La demanderesse invoque, à l'appui de son pourvoi, les deux moyens de cassation annexés au présent arrêt.
Le dossier a été communiqué au procureur général.
Sur le rapport de Mme Darret-Courgeon, conseiller, les observations de la SCP Baraduc, Duhamel et Rameix, avocat de la société Versantis, de la SCP Boré, Salve de Bruneton et Mégret, avocat de Mme [G] [L], ès qualités, Mmes [D] et [C] [L] et de la société MMA IARD, de la SCP Boulloche, avocat de la société Atelier l'échelle, de la SCP Thouvenin, Coudray et Grévy, avocat de la société Mutuelle des architectes français, après débats en l'audience publique du 29 juin 2021 où étaient présents Mme Duval-Arnould, conseiller doyen faisant fonction de président, Mme Darret-Courgeon, conseiller rapporteur, M. Girardet, conseiller, et Mme Tinchon, greffier de chambre,
la première chambre civile de la Cour de cassation, composée des président et conseillers précités, après en avoir délibéré conformément à la loi, a rendu le présent arrêt.
Faits et procédure
1. Selon l'arrêt attaqué (Paris, 22 février 2019), par acte authentique du 10 mai 2007 reçu par [S] [L] (le notaire), M. et Mme [N] ont acquis un appartement en état futur d'achèvement, de la SCI Les Gaudinelles.

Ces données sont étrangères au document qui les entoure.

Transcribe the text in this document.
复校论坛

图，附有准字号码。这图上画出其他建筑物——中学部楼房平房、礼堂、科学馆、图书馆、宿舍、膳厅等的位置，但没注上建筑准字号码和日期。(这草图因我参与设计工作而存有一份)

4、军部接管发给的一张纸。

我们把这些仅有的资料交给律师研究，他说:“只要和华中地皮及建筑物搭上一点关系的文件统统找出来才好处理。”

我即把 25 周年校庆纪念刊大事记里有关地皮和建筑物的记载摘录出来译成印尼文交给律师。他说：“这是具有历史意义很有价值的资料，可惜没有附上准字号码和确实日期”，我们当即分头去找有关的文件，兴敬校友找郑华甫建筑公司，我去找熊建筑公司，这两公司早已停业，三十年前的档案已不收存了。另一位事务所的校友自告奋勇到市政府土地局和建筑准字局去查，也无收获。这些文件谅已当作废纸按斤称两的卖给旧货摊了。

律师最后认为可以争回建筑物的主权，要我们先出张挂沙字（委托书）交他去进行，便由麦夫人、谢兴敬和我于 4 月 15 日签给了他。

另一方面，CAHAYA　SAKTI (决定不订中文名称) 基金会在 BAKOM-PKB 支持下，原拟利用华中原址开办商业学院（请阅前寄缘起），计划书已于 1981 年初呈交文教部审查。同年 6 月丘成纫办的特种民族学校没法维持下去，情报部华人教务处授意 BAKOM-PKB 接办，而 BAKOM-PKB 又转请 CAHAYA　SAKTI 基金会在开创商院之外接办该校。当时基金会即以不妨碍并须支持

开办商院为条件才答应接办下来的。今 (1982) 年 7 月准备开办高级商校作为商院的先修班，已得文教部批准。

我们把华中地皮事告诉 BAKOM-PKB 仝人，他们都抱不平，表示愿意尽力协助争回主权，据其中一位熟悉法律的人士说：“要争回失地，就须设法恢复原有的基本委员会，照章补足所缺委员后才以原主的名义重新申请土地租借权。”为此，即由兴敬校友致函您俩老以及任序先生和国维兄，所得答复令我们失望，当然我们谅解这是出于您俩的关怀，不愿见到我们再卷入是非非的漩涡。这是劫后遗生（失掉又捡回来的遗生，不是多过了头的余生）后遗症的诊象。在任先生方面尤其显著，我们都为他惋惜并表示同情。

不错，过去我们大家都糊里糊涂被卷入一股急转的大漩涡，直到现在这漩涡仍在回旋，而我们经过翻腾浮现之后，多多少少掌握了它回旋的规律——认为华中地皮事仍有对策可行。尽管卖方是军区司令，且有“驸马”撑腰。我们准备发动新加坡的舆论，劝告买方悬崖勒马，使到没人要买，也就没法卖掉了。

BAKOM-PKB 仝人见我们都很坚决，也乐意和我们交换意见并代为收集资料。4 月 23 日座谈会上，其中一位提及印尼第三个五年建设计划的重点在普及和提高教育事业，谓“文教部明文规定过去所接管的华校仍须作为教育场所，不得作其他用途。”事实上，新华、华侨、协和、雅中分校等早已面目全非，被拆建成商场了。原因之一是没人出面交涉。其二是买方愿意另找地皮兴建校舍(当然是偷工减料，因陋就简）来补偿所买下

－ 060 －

2. Par jugement irrévocable du 20 octobre 2011, la résolution du contrat de vente, en raison du défaut de livraison du bien, a été prononcée et la SCI Les Gaudinelles condamnée à rembourser à M. et Mme [N] la somme de 127 971,05 euros.
3. En l'absence d'exécution de ce jugement par la SCI Les Gaudinelles, ayant été placée en liquidation judiciaire, M. et Mme [N] ont assigné ses associés, dont la société Versantis, en restitution du prix de vente à proportion de la participation de chacun au capital et en réparation de leur préjudice. La société Versantis a appelé en garantie le notaire, la SCP [S] [L] (la SCP) et la société MMA IARD (l'assureur) en qualité d'assureur de leur responsabilité professionnelle, ainsi que la société Cabinet d'architecture Bleven et Pryen, dénommée depuis la société Atelier l'échelle, qui avait été chargée de la maîtrise d'oeuvre d'exécution des travaux. A la suite du décès de [S] [L] au cours de la procédure, ses héritières, Mmes [G], [D] et [C] [L] (les héritiers), sont intervenues à l'instance. Mme [G] [L] a été désignée liquidateur de la SCP.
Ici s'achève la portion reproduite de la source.